This post contains potential spoilers if you are not caught up with the Outlander television series.
“Wherever you are, James Fraser, I will find you.”
These are the last words Claire Fraser, played by Caitriona Balfe, says with quiet determination during a trailer for Outlander Season 3, which premiered on Sunday. Those words are poignant and utterly romantic, and Claire’s agency as a female character is inspiring. Those who follow the Outlander television or book series are already aware of the strong and modern characterization of Claire.
She fights for what she believes in, protects those she loves, and has saved her husband, Jamie Fraser (played by Sam Heughan), countless times throughout the series.
Not to discredit Jamie’s actions and character in any way, but Claire is particularly empowered in a way that is innate.
She can travel back in time, and as a result, has the foresight to suggest methods for survival and warn those around her of actions with irreparable consequences. And because she is a time traveler, Claire can confidently say that she will find Jamie, despite their long separation.
I think it’s safe to say that everyone wishes they too could travel to 18th century Scotland and meet their own Jamie Fraser. Articles, memes, and social media posts sing his praises.
Fans wax poetic about Jamie’s chivalry, courage, and protective nature — but not often does the internet praise Claire and the power she wields, even amid numerous hardships. She is strong-willed, a fiercely independent and clever heroine who carves out a place for herself in the 18th century — a time period in which women were subjugated.
Don’t get me wrong, Jamie and Claire are very much a team; the fact that he is so open-minded and treats her as an equal gives her agency (to a certain extent), allowing her to be so proactive when women rarely had identities apart from their husbands’.
But let’s talk about how Claire chooses to to stay back in time to be with Jamie, instead of returning to the 20th century. Not only does this demonstrate the extent of her love, but it reveals her courageous ability to face challenges head on. On the surface, she works within the confines of the status quo so as not to ruffle any feathers. Then, behind the scenes, she orchestrates plans of action, utilizing her knowledge of the future, as well as her skills as a World War II nurse, to introduce new advancements and modernize people’s ways of thinking. Claire acutely understands when to speak up or when to let Jamie take control of the situation — but she is by no means a doormat.
She uses the time period to her advantage, subverting people’s underestimations of her in order to one-up them.
In Dragonfly in the Amber, the second novel from Diana Gabaldon’s Outlander book series, Claire and Jamie attempt to stop the Jacobite rising so they can prevent the catastrophic Battle of Culloden. At Claire’s behest, they head to Paris and try to convince Prince Charles and Parisian aristocrats to no longer fund the rebellion. The plans may not lead to any success in the grand scheme, but Claire creates impactful change on a smaller scale. She encourages Jamie’s family to grow potatoes so that they and the people of Lallybroch can survive the forthcoming famine. She tends to the wounds of soldiers on the battlefield, and shares intel about the English soldiers’ plan to defeat the Scots.
In the third book, Voyager, Claire is a very successful doctor in the States. After she has spent years assuming that Jamie died on the battlefield, she relentlessly searches through old records of Scottish history to find out exactly where he is.
She travels back in time, knowing that she may never return to the present — a period brimming with indoor plumbing, cars, and more women’s rights than the 1700s can offer.
Claire is admirable in how she chases after her dreams, exuding unwavering confidence that is timeless and resonant.
Diana Gabaldon, the author of the Outlander series, gives Claire all the power in this scenario. She has the resources to not only track Jamie down, but to physically return to 18th century Scotland and reunite with him in the highly anticipated print shop scene. Moreover, she nurses dozens of ill people back to health out at sea, treating their infected wounds with penicillin and syringes she smuggled in from the future. She gives Jamie the (literal) once-in-a-lifetime opportunity to see pictures of their daughter, Brianna.

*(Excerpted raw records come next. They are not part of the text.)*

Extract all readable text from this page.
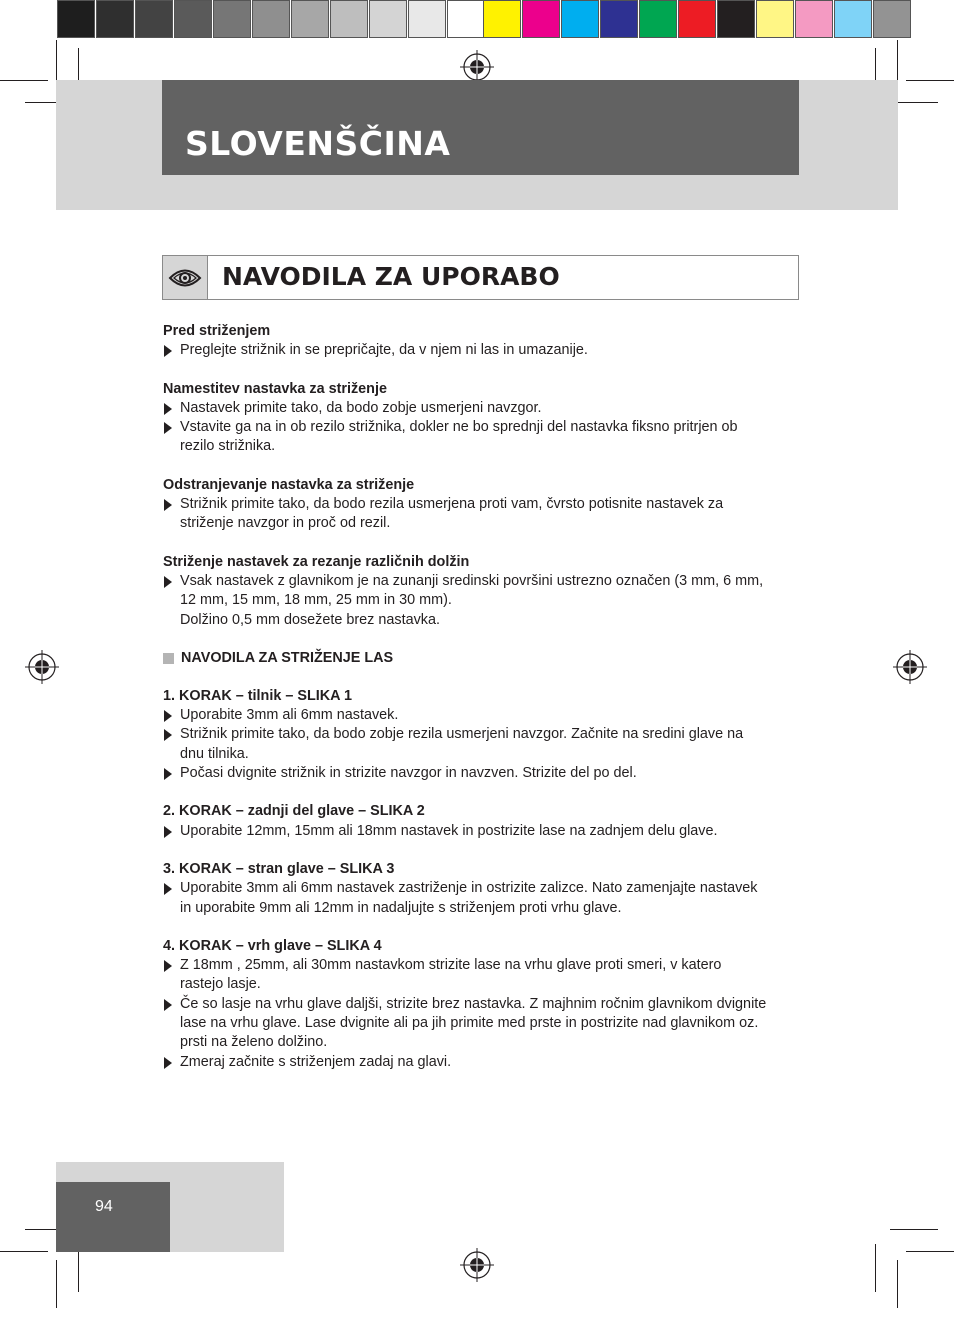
SLOVENŠČINA
NAVODILA ZA UPORABO
Pred striženjem
Preglejte strižnik in se prepričajte, da v njem ni las in umazanije.
Namestitev nastavka za striženje
Nastavek primite tako, da bodo zobje usmerjeni navzgor.
Vstavite ga na in ob rezilo strižnika, dokler ne bo sprednji del nastavka fiksno pritrjen ob
rezilo strižnika.
Odstranjevanje nastavka za striženje
Strižnik primite tako, da bodo rezila usmerjena proti vam, čvrsto potisnite nastavek za
striženje navzgor in proč od rezil.
Striženje nastavek za rezanje različnih dolžin
Vsak nastavek z glavnikom je na zunanji sredinski površini ustrezno označen (3 mm, 6 mm,
12 mm, 15 mm, 18 mm, 25 mm in 30 mm).
Dolžino 0,5 mm dosežete brez nastavka.
NAVODILA ZA STRIŽENJE LAS
1. KORAK – tilnik – SLIKA 1
Uporabite 3mm ali 6mm nastavek.
Strižnik primite tako, da bodo zobje rezila usmerjeni navzgor. Začnite na sredini glave na
dnu tilnika.
Počasi dvignite strižnik in strizite navzgor in navzven. Strizite del po del.
2. KORAK – zadnji del glave – SLIKA 2
Uporabite 12mm, 15mm ali 18mm nastavek in postrizite lase na zadnjem delu glave.
3. KORAK – stran glave – SLIKA 3
Uporabite 3mm ali 6mm nastavek zastriženje in ostrizite zalizce. Nato zamenjajte nastavek
in uporabite 9mm ali 12mm in nadaljujte s striženjem proti vrhu glave.
4. KORAK – vrh glave – SLIKA 4
Z 18mm , 25mm, ali 30mm nastavkom strizite lase na vrhu glave proti smeri, v katero
rastejo lasje.
Če so lasje na vrhu glave daljši, strizite brez nastavka. Z majhnim ročnim glavnikom dvignite
lase na vrhu glave. Lase dvignite ali pa jih primite med prste in postrizite nad glavnikom oz.
prsti na želeno dolžino.
Zmeraj začnite s striženjem zadaj na glavi.
94
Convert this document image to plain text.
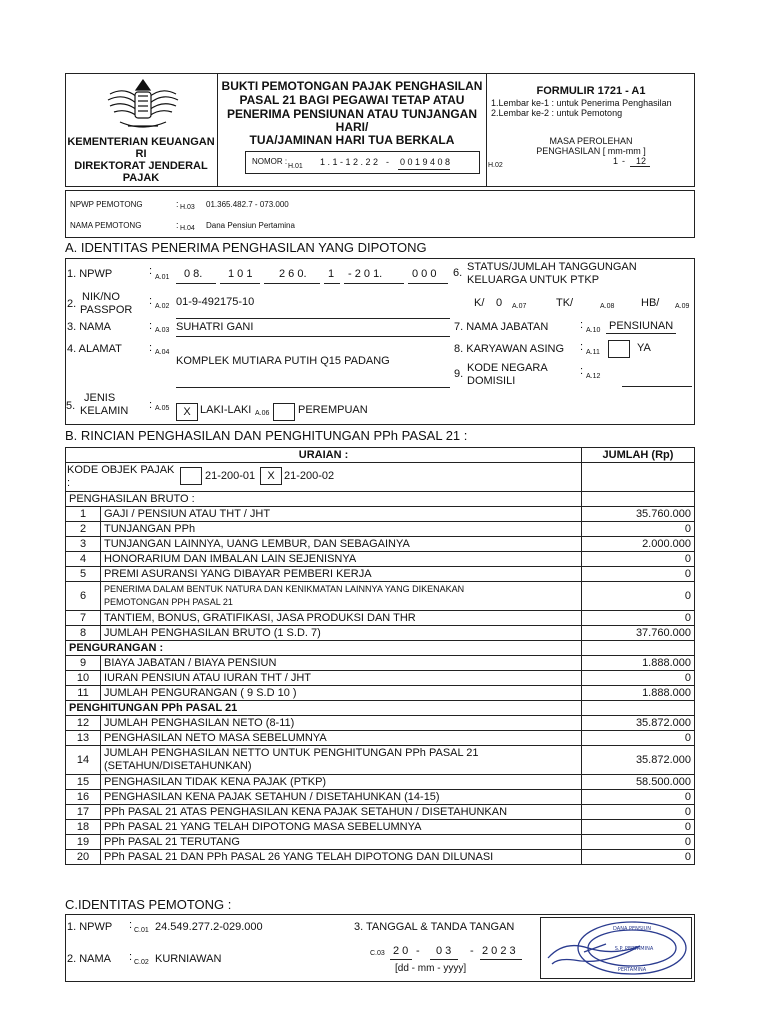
KEMENTERIAN KEUANGAN
RI
DIREKTORAT JENDERAL
PAJAK
BUKTI PEMOTONGAN PAJAK PENGHASILAN
PASAL 21 BAGI PEGAWAI TETAP ATAU
PENERIMA PENSIUNAN ATAU TUNJANGAN
HARI/
TUA/JAMINAN HARI TUA BERKALA
NOMOR :
H.01 1 . 1 - 1 2 . 2 2 - 0 0 1 9 4 0 8	H.02
FORMULIR 1721 - A1
1.Lembar ke-1 : untuk Penerima Penghasilan
2.Lembar ke-2 : untuk Pemotong
MASA PEROLEHAN
PENGHASILAN [ mm-mm ]
1 - 12
NPWP PEMOTONG	: H.03 01.365.482.7 - 073.000
NAMA PEMOTONG	: H.04 Dana Pensiun Pertamina
A. IDENTITAS PENERIMA PENGHASILAN YANG DIPOTONG
1. NPWP	:
A.01 0 8. 1 0 1 2 6 0. 1 - 2 0 1.	0 0 0
2.
NIK/NO
PASSPOR
: A.02 01-9-492175-10
3. NAMA	: A.03 SUHATRI GANI
4. ALAMAT : A.04
KOMPLEK MUTIARA PUTIH Q15 PADANG
5.
JENIS
KELAMIN : A.05	X LAKI-LAKI A.06	PEREMPUAN
6. STATUS/JUMLAH TANGGUNGAN
KELUARGA UNTUK PTKP
K/ 0 A.07	TK/	A.08 HB/ A.09
7. NAMA JABATAN	: A.10 PENSIUNAN
8. KARYAWAN ASING : A.11	YA
9. KODE NEGARA
DOMISILI
: A.12
B. RINCIAN PENGHASILAN DAN PENGHITUNGAN PPh PASAL 21 :
URAIAN :		JUMLAH (Rp)

KODE OBJEK PAJAK
:
21-200-01 X 21-200-02		

PENGHASILAN BRUTO :		
1	GAJI / PENSIUN ATAU THT / JHT	35.760.000
2	TUNJANGAN PPh	0
3	TUNJANGAN LAINNYA, UANG LEMBUR, DAN SEBAGAINYA	2.000.000
4	HONORARIUM DAN IMBALAN LAIN SEJENISNYA	0
5	PREMI ASURANSI YANG DIBAYAR PEMBERI KERJA	0
6	PENERIMA DALAM BENTUK NATURA DAN KENIKMATAN LAINNYA YANG DIKENAKAN
PEMOTONGAN PPH PASAL 21	0
7	TANTIEM, BONUS, GRATIFIKASI, JASA PRODUKSI DAN THR	0
8	JUMLAH PENGHASILAN BRUTO (1 S.D. 7)	37.760.000
PENGURANGAN :		
9	BIAYA JABATAN / BIAYA PENSIUN	1.888.000
10	IURAN PENSIUN ATAU IURAN THT / JHT	0
11	JUMLAH PENGURANGAN ( 9 S.D 10 )	1.888.000
PENGHITUNGAN PPh PASAL 21		
12	JUMLAH PENGHASILAN NETO (8-11)	35.872.000
13	PENGHASILAN NETO MASA SEBELUMNYA	0
14	JUMLAH PENGHASILAN NETTO UNTUK PENGHITUNGAN PPh PASAL 21
(SETAHUN/DISETAHUNKAN)	35.872.000
15	PENGHASILAN TIDAK KENA PAJAK (PTKP)	58.500.000
16	PENGHASILAN KENA PAJAK SETAHUN / DISETAHUNKAN (14-15)	0
17	PPh PASAL 21 ATAS PENGHASILAN KENA PAJAK SETAHUN / DISETAHUNKAN	0
18	PPh PASAL 21 YANG TELAH DIPOTONG MASA SEBELUMNYA	0
19	PPh PASAL 21 TERUTANG	0
20	PPh PASAL 21 DAN PPh PASAL 26 YANG TELAH DIPOTONG DAN DILUNASI	0
C.IDENTITAS PEMOTONG :
1. NPWP : C.01 24.549.277.2-029.000
2. NAMA : C.02 KURNIAWAN
3. TANGGAL & TANDA TANGAN
C.03 2 0 - 0 3 - 2 0 2 3
[dd - mm - yyyy]
DANA PENSIUN
S.P. PERTAMINA
PERTAMINA
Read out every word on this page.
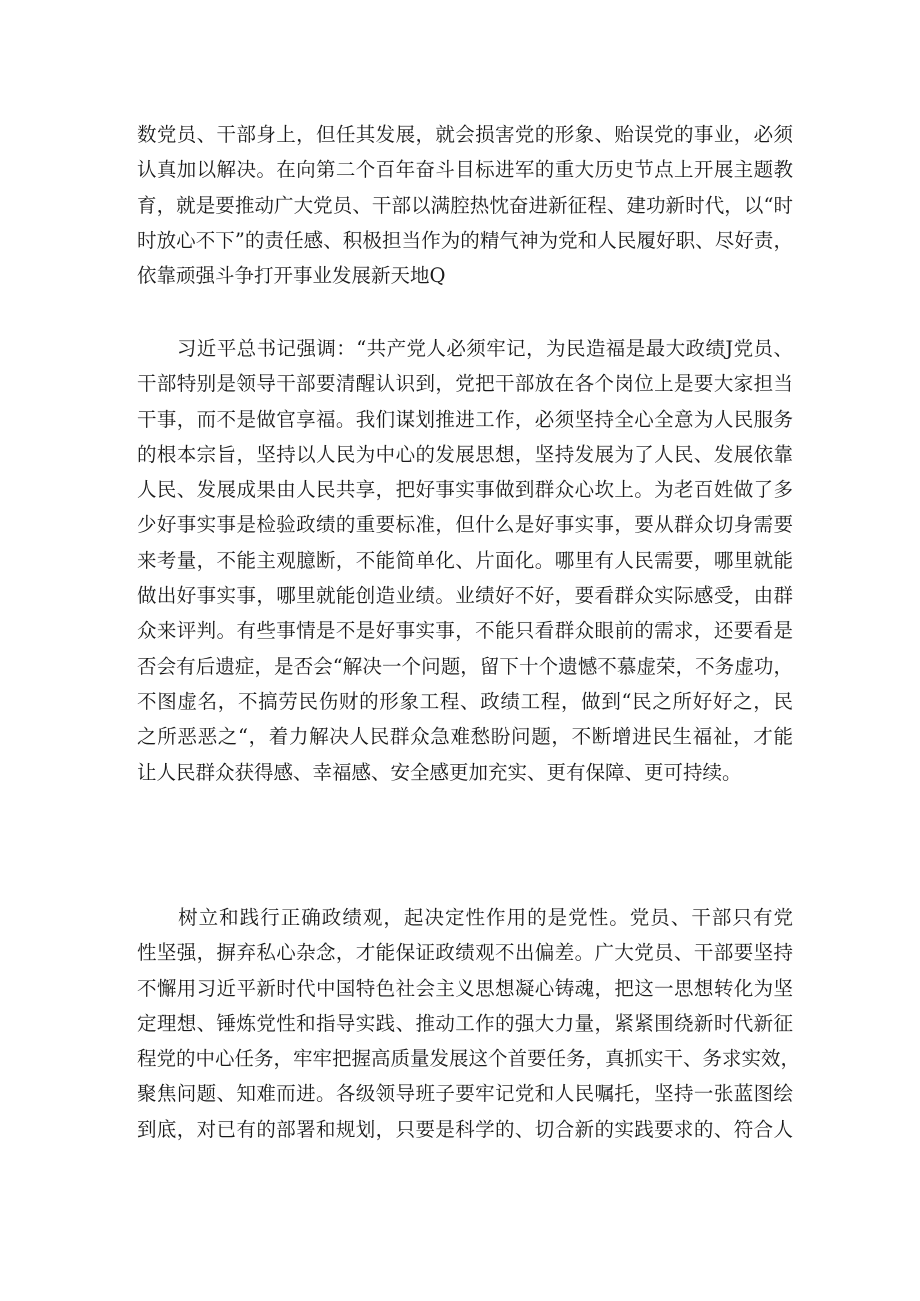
数党员、干部身上，但任其发展，就会损害党的形象、贻误党的事业，必须
认真加以解决。在向第二个百年奋斗目标进军的重大历史节点上开展主题教
育，就是要推动广大党员、干部以满腔热忱奋进新征程、建功新时代，以“时
时放心不下”的责任感、积极担当作为的精气神为党和人民履好职、尽好责，
依靠顽强斗争打开事业发展新天地Q
　　习近平总书记强调：“共产党人必须牢记，为民造福是最大政绩J党员、
干部特别是领导干部要清醒认识到，党把干部放在各个岗位上是要大家担当
干事，而不是做官享福。我们谋划推进工作，必须坚持全心全意为人民服务
的根本宗旨，坚持以人民为中心的发展思想，坚持发展为了人民、发展依靠
人民、发展成果由人民共享，把好事实事做到群众心坎上。为老百姓做了多
少好事实事是检验政绩的重要标准，但什么是好事实事，要从群众切身需要
来考量，不能主观臆断，不能简单化、片面化。哪里有人民需要，哪里就能
做出好事实事，哪里就能创造业绩。业绩好不好，要看群众实际感受，由群
众来评判。有些事情是不是好事实事，不能只看群众眼前的需求，还要看是
否会有后遗症，是否会“解决一个问题，留下十个遗憾不慕虚荣，不务虚功，
不图虚名，不搞劳民伤财的形象工程、政绩工程，做到“民之所好好之，民
之所恶恶之“，着力解决人民群众急难愁盼问题，不断增进民生福祉，才能
让人民群众获得感、幸福感、安全感更加充实、更有保障、更可持续。
　　树立和践行正确政绩观，起决定性作用的是党性。党员、干部只有党
性坚强，摒弃私心杂念，才能保证政绩观不出偏差。广大党员、干部要坚持
不懈用习近平新时代中国特色社会主义思想凝心铸魂，把这一思想转化为坚
定理想、锤炼党性和指导实践、推动工作的强大力量，紧紧围绕新时代新征
程党的中心任务，牢牢把握高质量发展这个首要任务，真抓实干、务求实效，
聚焦问题、知难而进。各级领导班子要牢记党和人民嘱托，坚持一张蓝图绘
到底，对已有的部署和规划，只要是科学的、切合新的实践要求的、符合人
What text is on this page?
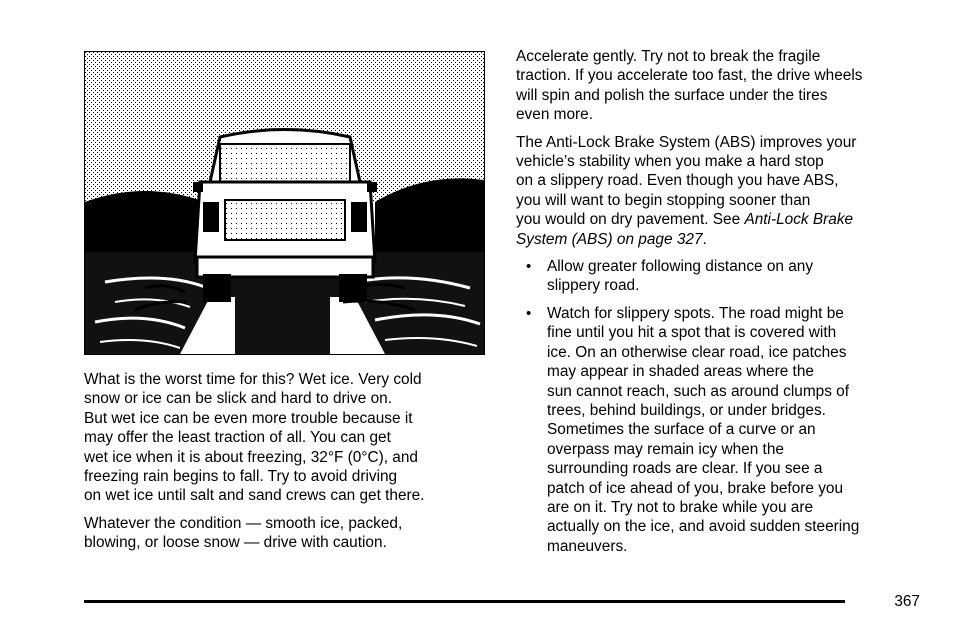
What is the worst time for this? Wet ice. Very cold
snow or ice can be slick and hard to drive on.
But wet ice can be even more trouble because it
may offer the least traction of all. You can get
wet ice when it is about freezing, 32°F (0°C), and
freezing rain begins to fall. Try to avoid driving
on wet ice until salt and sand crews can get there.

Whatever the condition — smooth ice, packed,
blowing, or loose snow — drive with caution.

Accelerate gently. Try not to break the fragile
traction. If you accelerate too fast, the drive wheels
will spin and polish the surface under the tires
even more.

The Anti-Lock Brake System (ABS) improves your
vehicle’s stability when you make a hard stop
on a slippery road. Even though you have ABS,
you will want to begin stopping sooner than
you would on dry pavement. See Anti-Lock Brake
System (ABS) on page 327.

• Allow greater following distance on any
slippery road.
• Watch for slippery spots. The road might be
fine until you hit a spot that is covered with
ice. On an otherwise clear road, ice patches
may appear in shaded areas where the
sun cannot reach, such as around clumps of
trees, behind buildings, or under bridges.
Sometimes the surface of a curve or an
overpass may remain icy when the
surrounding roads are clear. If you see a
patch of ice ahead of you, brake before you
are on it. Try not to brake while you are
actually on the ice, and avoid sudden steering
maneuvers.
367
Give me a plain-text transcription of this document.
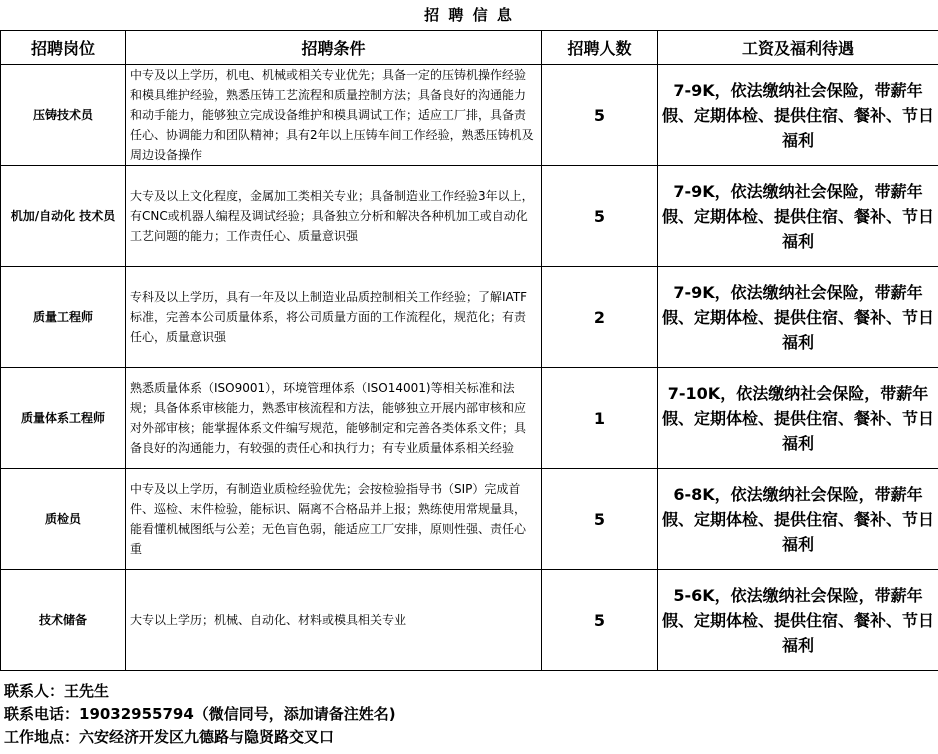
招 聘 信 息
招聘岗位	招聘条件	招聘人数	工资及福利待遇
压铸技术员	中专及以上学历，机电、机械或相关专业优先；具备一定的压铸机操作经验和模具维护经验，熟悉压铸工艺流程和质量控制方法；具备良好的沟通能力和动手能力，能够独立完成设备维护和模具调试工作；适应工厂排，具备责任心、协调能力和团队精神；具有2年以上压铸车间工作经验，熟悉压铸机及周边设备操作	5	7-9K，依法缴纳社会保险，带薪年假、定期体检、提供住宿、餐补、节日福利
机加/自动化 技术员	大专及以上文化程度，金属加工类相关专业；具备制造业工作经验3年以上，有CNC或机器人编程及调试经验；具备独立分析和解决各种机加工或自动化工艺问题的能力；工作责任心、质量意识强	5	7-9K，依法缴纳社会保险，带薪年假、定期体检、提供住宿、餐补、节日福利
质量工程师	专科及以上学历，具有一年及以上制造业品质控制相关工作经验；了解IATF标准，完善本公司质量体系，将公司质量方面的工作流程化，规范化；有责任心，质量意识强	2	7-9K，依法缴纳社会保险，带薪年假、定期体检、提供住宿、餐补、节日福利
质量体系工程师	熟悉质量体系（ISO9001），环境管理体系（ISO14001)等相关标准和法规；具备体系审核能力，熟悉审核流程和方法，能够独立开展内部审核和应对外部审核；能掌握体系文件编写规范，能够制定和完善各类体系文件；具备良好的沟通能力，有较强的责任心和执行力；有专业质量体系相关经验	1	7-10K，依法缴纳社会保险，带薪年假、定期体检、提供住宿、餐补、节日福利
质检员	中专及以上学历，有制造业质检经验优先；会按检验指导书（SIP）完成首件、巡检、末件检验，能标识、隔离不合格品并上报；熟练使用常规量具，能看懂机械图纸与公差；无色盲色弱，能适应工厂安排，原则性强、责任心重	5	6-8K，依法缴纳社会保险，带薪年假、定期体检、提供住宿、餐补、节日福利
技术储备	大专以上学历；机械、自动化、材料或模具相关专业	5	5-6K，依法缴纳社会保险，带薪年假、定期体检、提供住宿、餐补、节日福利
联系人：王先生
联系电话：19032955794（微信同号，添加请备注姓名)
工作地点：六安经济开发区九德路与隐贤路交叉口
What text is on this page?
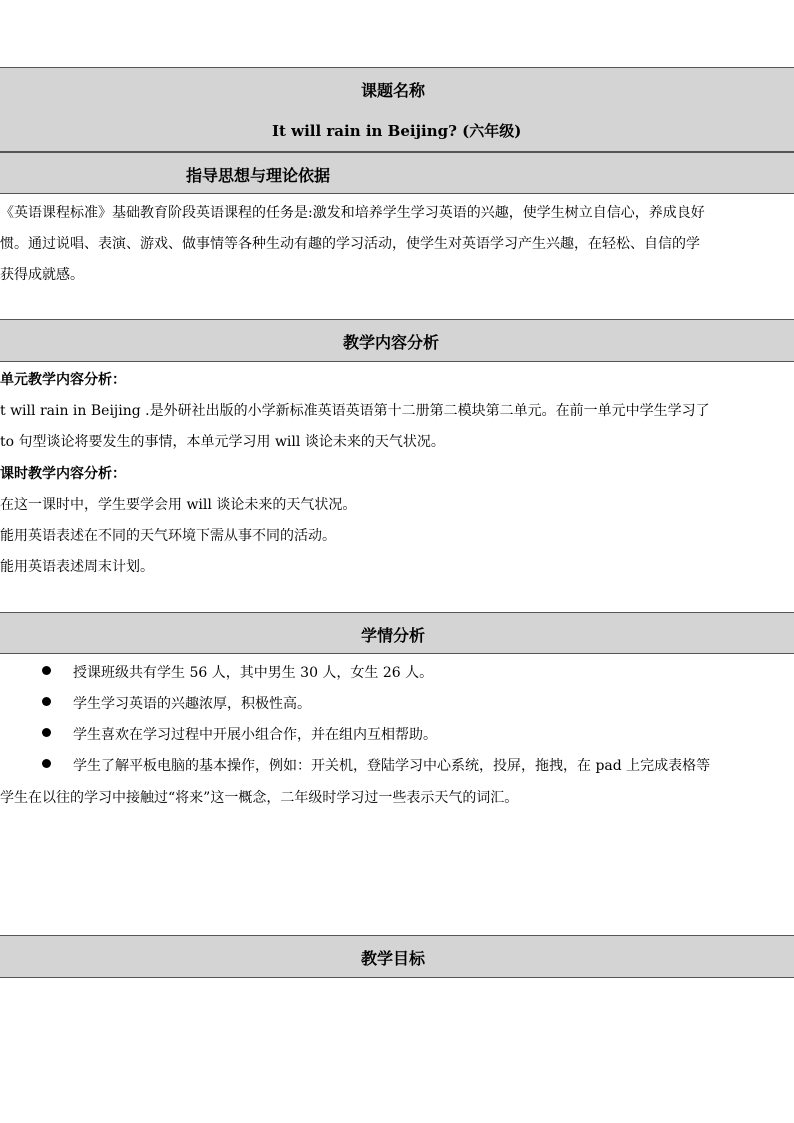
课题名称
It will rain in Beijing? (六年级)
指导思想与理论依据
《英语课程标准》基础教育阶段英语课程的任务是:激发和培养学生学习英语的兴趣，使学生树立自信心，养成良好
惯。通过说唱、表演、游戏、做事情等各种生动有趣的学习活动，使学生对英语学习产生兴趣，在轻松、自信的学
获得成就感。
教学内容分析
单元教学内容分析：
t will rain in Beijing .是外研社出版的小学新标准英语英语第十二册第二模块第二单元。在前一单元中学生学习了
to 句型谈论将要发生的事情，本单元学习用 will 谈论未来的天气状况。
课时教学内容分析：
在这一课时中，学生要学会用 will 谈论未来的天气状况。
能用英语表述在不同的天气环境下需从事不同的活动。
能用英语表述周末计划。
学情分析
授课班级共有学生 56 人，其中男生 30 人，女生 26 人。
学生学习英语的兴趣浓厚，积极性高。
学生喜欢在学习过程中开展小组合作，并在组内互相帮助。
学生了解平板电脑的基本操作，例如：开关机，登陆学习中心系统，投屏，拖拽，在 pad 上完成表格等
学生在以往的学习中接触过“将来”这一概念，二年级时学习过一些表示天气的词汇。
教学目标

Some viewers may balk at the idea that Claire gives up her accomplished life in 1960s Boston to return to a more turbulent time, but that is her choice.
However, not only does she choose to be with the true love of her life, but as a woman, she manages to still have a huge impact on that era.
Some people will be dressing up as Wonder Woman this Halloween, but I’ll be using Claire Fraser as my badass lady inspiration.